More Motivated Sellers
Most sellers list a house in spring or summer when real estate season is at its peak. If their home is on the market in fall or winter, however, chances are the sellers will be eager to close. They may be contending with a major life change, or perhaps the home simply didn’t find a buyer during peak season. In any case, the owners may be very open to making a deal—and that’s a great reason to buy when demand is low.
More Time to Think
Bidding wars require fast action—but with fewer buyers looking, you’re less like to find yourself competing for a property. Take full advantage of the slower pace to do more comparison shopping and to mull your decision more carefully.
More Favorable Rates
Mortgage brokers and bankers have business lulls and holiday bills too—and they may be willing to cut a slightly better deal in order to get the deal done. Shop around and don’t be afraid to negotiate on interest, points, or down payments. There may be room to nudge the numbers in your favor.
More Interesting Weather
Every home looks its best on a gorgeous sunny day in May, but how will it seem when the gray months roll around? Whether it’s a rain-soaked November day or a freezing January one, the off-season will afford a clearer picture of how the house holds up under inclement conditions and how the interiors feel on gloomy days. (Of course, this may not apply if you’re looking in a place with a temperate climate year-round).
More Attention From Agents
The months from September to February are the slowest time of year for real-estate agents, and they’ll be a lot hungrier for your business. To keep your business in the slow season, they're more likely to go the extra mile in terms of searching for the right homes and helping you nail the best deal.
More Flexibility on Moving Dates
When you’re not in a heated contest against other buyers, you gain power in all kinds of areas—so if you need an earlier or later closing date, go ahead and ask. You may have the leverage to get the seller to adjust their move-out date to better fit your schedule.
More Revealing Views
Landscaping, with all its lovely flowers and leafy trees, is like makeup for a home—and it can camouflage a lot of flaws. When the leaves have dropped and the blooms have faded, the real story emerges: peeling exterior paint jobs, worn areas in the roof, foundation cracks, and other issues with the home’s exterior will be plain as day.
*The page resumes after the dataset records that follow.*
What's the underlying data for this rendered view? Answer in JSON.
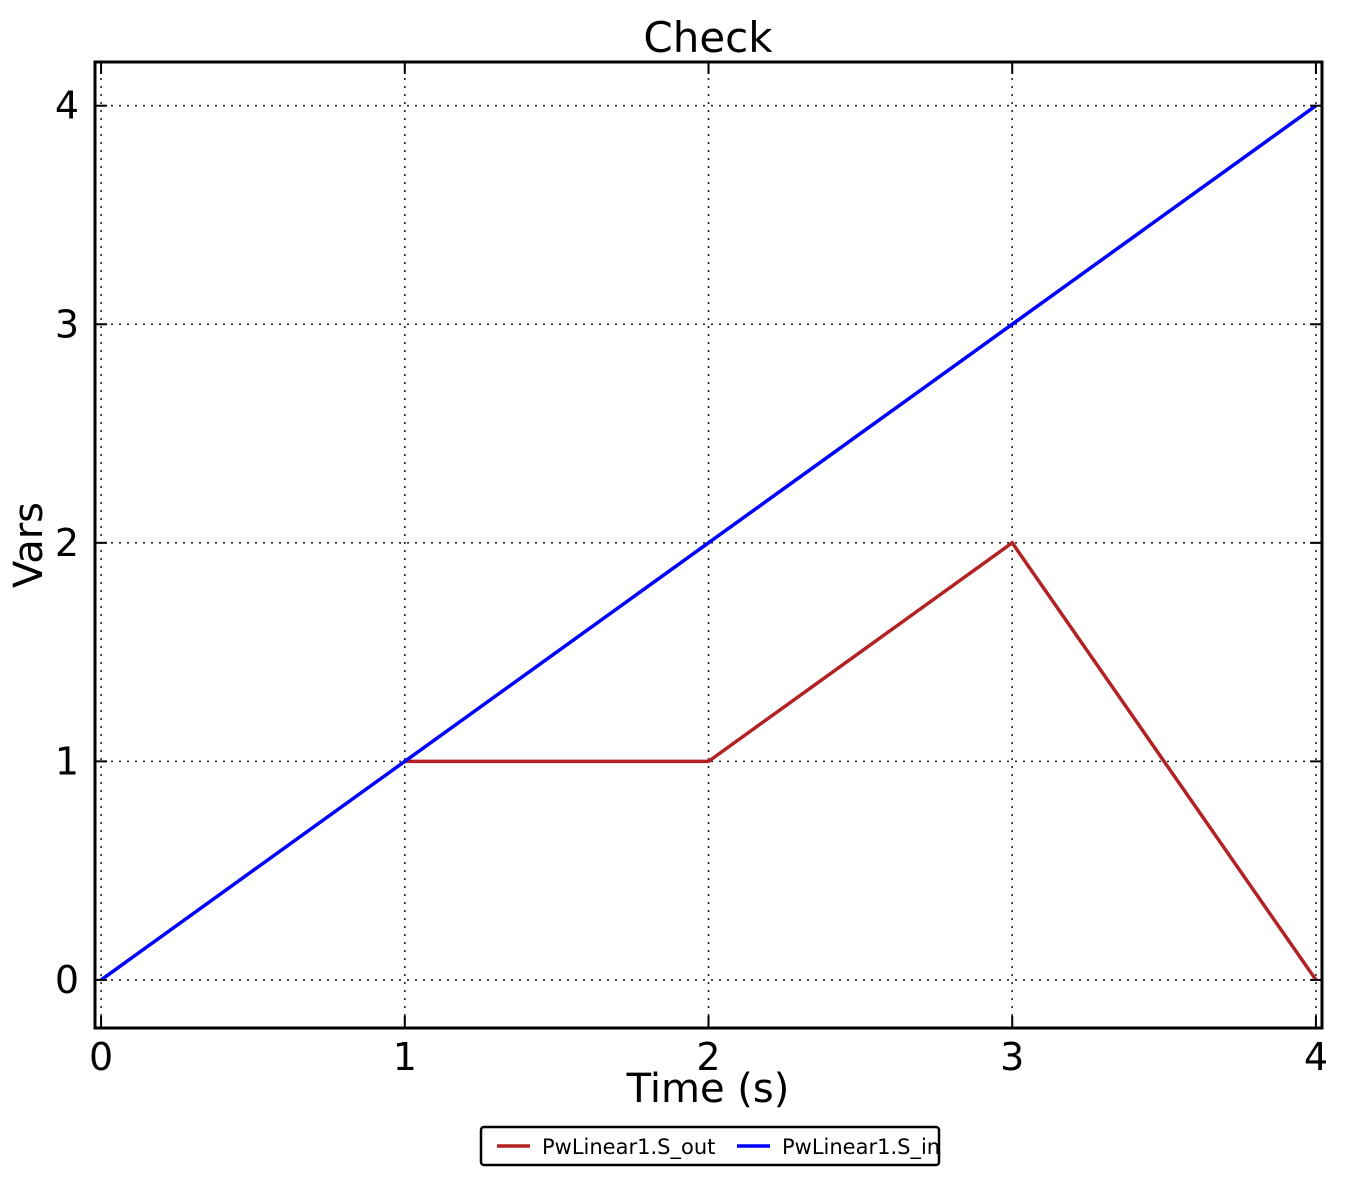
{
  "chart_data": {
    "type": "line",
    "title": "Check",
    "xlabel": "Time (s)",
    "ylabel": "Vars",
    "xlim": [
      -0.02,
      4.02
    ],
    "ylim": [
      -0.22,
      4.2
    ],
    "xticks": [
      0,
      1,
      2,
      3,
      4
    ],
    "yticks": [
      0,
      1,
      2,
      3,
      4
    ],
    "grid": true,
    "grid_style": "dotted",
    "legend_position": "below-center",
    "series": [
      {
        "name": "PwLinear1.S_out",
        "color": "#b22222",
        "x": [
          1,
          2,
          3,
          4
        ],
        "y": [
          1,
          1,
          2,
          0
        ]
      },
      {
        "name": "PwLinear1.S_in",
        "color": "#0000ff",
        "x": [
          0,
          4
        ],
        "y": [
          0,
          4
        ]
      }
    ],
    "colors": {
      "background": "#ffffff",
      "text": "#000000",
      "frame": "#000000",
      "grid": "#222222",
      "legend_border": "#000000",
      "legend_background": "#ffffff"
    }
  }
}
More Action in the Neighborhood
When school lets out for the summer, many neighbors may head out on vacation, leaving the neighborhoods feeling a bit empty. Starting in September, life kicks into gear again—so it’s a great time to visit the neighborhood school, and get a more accurate picture of the workaday atmosphere on the block.
More Handy Types Available
If you buy and move during the off-season, you’ll have terrific bargaining power with folks who can provide the services you’ll need. It’s the sleepy season for movers, house painters, and contractors, so you’re apt to get faster response times, more attention, and better prices.
More Bargains for Your New House
What’s the first thing you do when moving into a new home? Shop! You’ll need everything from a new fridge to a new rug—and, if you’re moving into your home during the holidays or later in the winter, you’ll benefit from all those seasonal specials and post-holiday sales.